The type of vegetation that creates the weed line is something worth paying attention to, as bass will prefer weed lines created by Cabbage, Milfoil, or Coontail. However, bass are adaptable and will take what they can get, which is often times Crispus. Crispus is a narrow leafed species of vegetation that begins growing under the ice and typically dies as Cabbage, Milfoil, and Coontail begin taking over. Crispus is often the original creator of inside weed lines in the Midwest and if it’s the predominant weed in the lake at this time, bass will use it.
Inside weed lines are fish factories for all species, including bedding bluegills. A colony of bedding bluegills on an inside weed line is often a “sweet spot,” attracting big bass no matter where you are fishing. Bluegills are prime forage for big bass, and bedding bluegills are extremely stationary, making these colonies a big bass buffet. Bass will roam the edges in and amongst these colonies and periodically ambush the bluegills. Bluegill spawning colonies are easy to spot from a distance, which is beneficial to anglers because you want to approach them with a stealthy presentation. It is essential to fish them from a distance and make long casts with subtle baits, such as weightless stick type bait. If you can see a bass and it’s facing you, you are most likely too close and your odds of catching it dwindle. If this occurs, simply continue fishing, make a mental note of where the fish was, and come back later to get her on the end of your line!
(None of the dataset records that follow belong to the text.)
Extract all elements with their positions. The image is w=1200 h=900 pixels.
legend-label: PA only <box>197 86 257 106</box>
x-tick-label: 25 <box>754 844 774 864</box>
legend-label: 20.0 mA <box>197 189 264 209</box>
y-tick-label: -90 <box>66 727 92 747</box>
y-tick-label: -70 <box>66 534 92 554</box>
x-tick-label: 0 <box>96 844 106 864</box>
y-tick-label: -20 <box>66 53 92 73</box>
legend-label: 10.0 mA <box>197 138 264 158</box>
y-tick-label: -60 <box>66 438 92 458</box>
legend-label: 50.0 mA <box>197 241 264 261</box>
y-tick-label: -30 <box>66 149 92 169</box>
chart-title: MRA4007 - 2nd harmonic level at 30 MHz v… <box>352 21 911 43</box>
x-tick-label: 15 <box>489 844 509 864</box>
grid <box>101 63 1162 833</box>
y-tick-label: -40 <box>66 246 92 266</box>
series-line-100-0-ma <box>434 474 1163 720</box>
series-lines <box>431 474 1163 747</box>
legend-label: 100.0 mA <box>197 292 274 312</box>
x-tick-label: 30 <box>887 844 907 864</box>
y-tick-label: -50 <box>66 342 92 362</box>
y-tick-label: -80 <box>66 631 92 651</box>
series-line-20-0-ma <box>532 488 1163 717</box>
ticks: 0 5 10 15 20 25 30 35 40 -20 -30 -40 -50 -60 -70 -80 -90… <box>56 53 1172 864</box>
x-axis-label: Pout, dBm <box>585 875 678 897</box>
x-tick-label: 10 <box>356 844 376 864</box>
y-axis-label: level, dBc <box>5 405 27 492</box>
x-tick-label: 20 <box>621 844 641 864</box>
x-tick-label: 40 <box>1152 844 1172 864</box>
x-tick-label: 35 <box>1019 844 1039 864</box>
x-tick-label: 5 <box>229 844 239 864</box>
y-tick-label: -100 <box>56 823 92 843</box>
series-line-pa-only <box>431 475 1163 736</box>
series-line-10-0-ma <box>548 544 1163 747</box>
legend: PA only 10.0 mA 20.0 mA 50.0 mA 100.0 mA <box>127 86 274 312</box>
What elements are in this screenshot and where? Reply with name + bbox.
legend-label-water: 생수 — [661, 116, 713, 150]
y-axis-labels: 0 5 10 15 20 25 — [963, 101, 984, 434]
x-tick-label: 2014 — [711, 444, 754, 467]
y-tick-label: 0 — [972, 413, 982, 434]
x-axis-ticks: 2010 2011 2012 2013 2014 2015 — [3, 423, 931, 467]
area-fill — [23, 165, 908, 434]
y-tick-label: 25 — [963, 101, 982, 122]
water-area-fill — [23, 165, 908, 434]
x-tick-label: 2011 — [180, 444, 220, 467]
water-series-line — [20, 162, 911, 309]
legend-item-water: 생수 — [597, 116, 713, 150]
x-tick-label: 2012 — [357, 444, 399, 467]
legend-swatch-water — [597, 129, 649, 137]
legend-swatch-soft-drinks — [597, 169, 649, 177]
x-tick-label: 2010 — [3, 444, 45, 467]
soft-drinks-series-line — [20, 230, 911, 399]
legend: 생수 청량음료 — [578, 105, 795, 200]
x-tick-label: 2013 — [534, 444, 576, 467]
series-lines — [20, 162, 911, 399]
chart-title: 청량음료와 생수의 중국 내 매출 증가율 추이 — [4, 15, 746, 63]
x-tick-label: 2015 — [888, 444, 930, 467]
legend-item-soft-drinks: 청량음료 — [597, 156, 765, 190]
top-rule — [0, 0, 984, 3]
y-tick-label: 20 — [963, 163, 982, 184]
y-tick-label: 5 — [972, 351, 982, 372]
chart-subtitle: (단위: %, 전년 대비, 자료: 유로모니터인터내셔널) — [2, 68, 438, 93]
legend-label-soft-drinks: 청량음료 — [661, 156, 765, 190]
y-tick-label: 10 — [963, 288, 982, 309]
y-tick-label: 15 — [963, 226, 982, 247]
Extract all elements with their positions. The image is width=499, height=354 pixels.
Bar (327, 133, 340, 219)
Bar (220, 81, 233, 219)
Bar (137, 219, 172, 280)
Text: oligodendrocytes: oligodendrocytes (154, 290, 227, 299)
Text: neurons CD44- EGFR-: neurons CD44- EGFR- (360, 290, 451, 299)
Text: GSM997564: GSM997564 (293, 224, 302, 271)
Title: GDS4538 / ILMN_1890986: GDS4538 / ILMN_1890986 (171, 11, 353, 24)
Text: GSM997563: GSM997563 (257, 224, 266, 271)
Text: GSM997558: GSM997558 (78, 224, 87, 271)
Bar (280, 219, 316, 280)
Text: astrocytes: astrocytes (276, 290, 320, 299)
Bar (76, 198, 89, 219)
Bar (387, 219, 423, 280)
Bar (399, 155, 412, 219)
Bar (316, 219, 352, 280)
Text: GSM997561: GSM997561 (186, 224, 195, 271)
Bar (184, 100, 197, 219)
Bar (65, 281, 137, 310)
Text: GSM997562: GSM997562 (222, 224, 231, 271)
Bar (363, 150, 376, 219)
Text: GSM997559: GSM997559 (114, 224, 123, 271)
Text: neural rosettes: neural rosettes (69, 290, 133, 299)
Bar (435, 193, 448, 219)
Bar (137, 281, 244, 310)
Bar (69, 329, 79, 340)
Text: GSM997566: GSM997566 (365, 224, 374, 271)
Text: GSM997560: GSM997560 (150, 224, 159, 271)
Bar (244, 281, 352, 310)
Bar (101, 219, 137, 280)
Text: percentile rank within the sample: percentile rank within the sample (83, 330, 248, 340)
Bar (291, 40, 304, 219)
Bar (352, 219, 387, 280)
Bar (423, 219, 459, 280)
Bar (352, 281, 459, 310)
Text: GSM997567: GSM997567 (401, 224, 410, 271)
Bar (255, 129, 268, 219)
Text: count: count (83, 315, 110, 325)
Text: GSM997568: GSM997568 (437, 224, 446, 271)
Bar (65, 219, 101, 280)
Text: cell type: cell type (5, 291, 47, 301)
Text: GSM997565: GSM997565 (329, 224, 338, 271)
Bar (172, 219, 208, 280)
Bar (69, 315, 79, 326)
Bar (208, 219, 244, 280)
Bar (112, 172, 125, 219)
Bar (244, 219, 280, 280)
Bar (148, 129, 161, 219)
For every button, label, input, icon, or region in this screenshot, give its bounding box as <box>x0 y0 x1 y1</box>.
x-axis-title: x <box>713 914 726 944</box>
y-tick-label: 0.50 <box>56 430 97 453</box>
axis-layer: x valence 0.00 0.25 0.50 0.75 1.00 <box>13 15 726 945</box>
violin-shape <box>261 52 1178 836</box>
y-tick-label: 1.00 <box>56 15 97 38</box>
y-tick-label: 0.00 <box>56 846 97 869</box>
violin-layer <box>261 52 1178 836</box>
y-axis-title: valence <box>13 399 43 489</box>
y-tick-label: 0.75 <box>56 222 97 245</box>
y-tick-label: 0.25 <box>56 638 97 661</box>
There are various lures that will catch bass on inside weed lines, but finding the perfect bait takes some experimenting and also can change throughout the day. During low-light conditions they are apt to chase baits, making horizontal lures more effective. These include topwater lures, jerkbaits, shallow diving crankbaits, lipless crankbaits, and one of my favorites, swimbaits. My favorite baits for this situation include a 1/4oz Strike King Red Eye Shad, a walk-the-dog style topwater, and a 4 or 5” hollow belly swimbait on a weighted 4/0 or 5/0 Falcon hook. As the sun becomes higher in the sky and the fish tuck into the edges of the weeds they will occasionally strike these presentations, but a subtle approach will be more effective. A few baits to try for this would be weightless stick type bait, either texas or wacky rigged, a texas rigged plastic, jig and craw, or a drop shot rig. A few of my favorites for this situation include a 5” Yum Dinger, a Lake Fork Crawtube, Reaction Innovations Sweet Beaver, and a 4” Berkley Gulp Minnow for the drop shot. With high skies I begin throwing lighter colored baits, such as green pumpkin or watermelon, and darker colors, such as junebug or black/blue during low-light periods.
When fishing an inside weed line be sure to be observant of any structure, and certainly cast to it. Examples of this may be a log in the water, isolated patches of weeds, a point or inside turn, a dock, rock, or depression in the bottom. These are high percentage locations for big bass to sit, but when these aren’t around, be sure to methodically fish the inside edge of the weeds. By targeting defined, deeper, and structure laden inside weed lines, an angler can increase their odds of catching more and larger fish.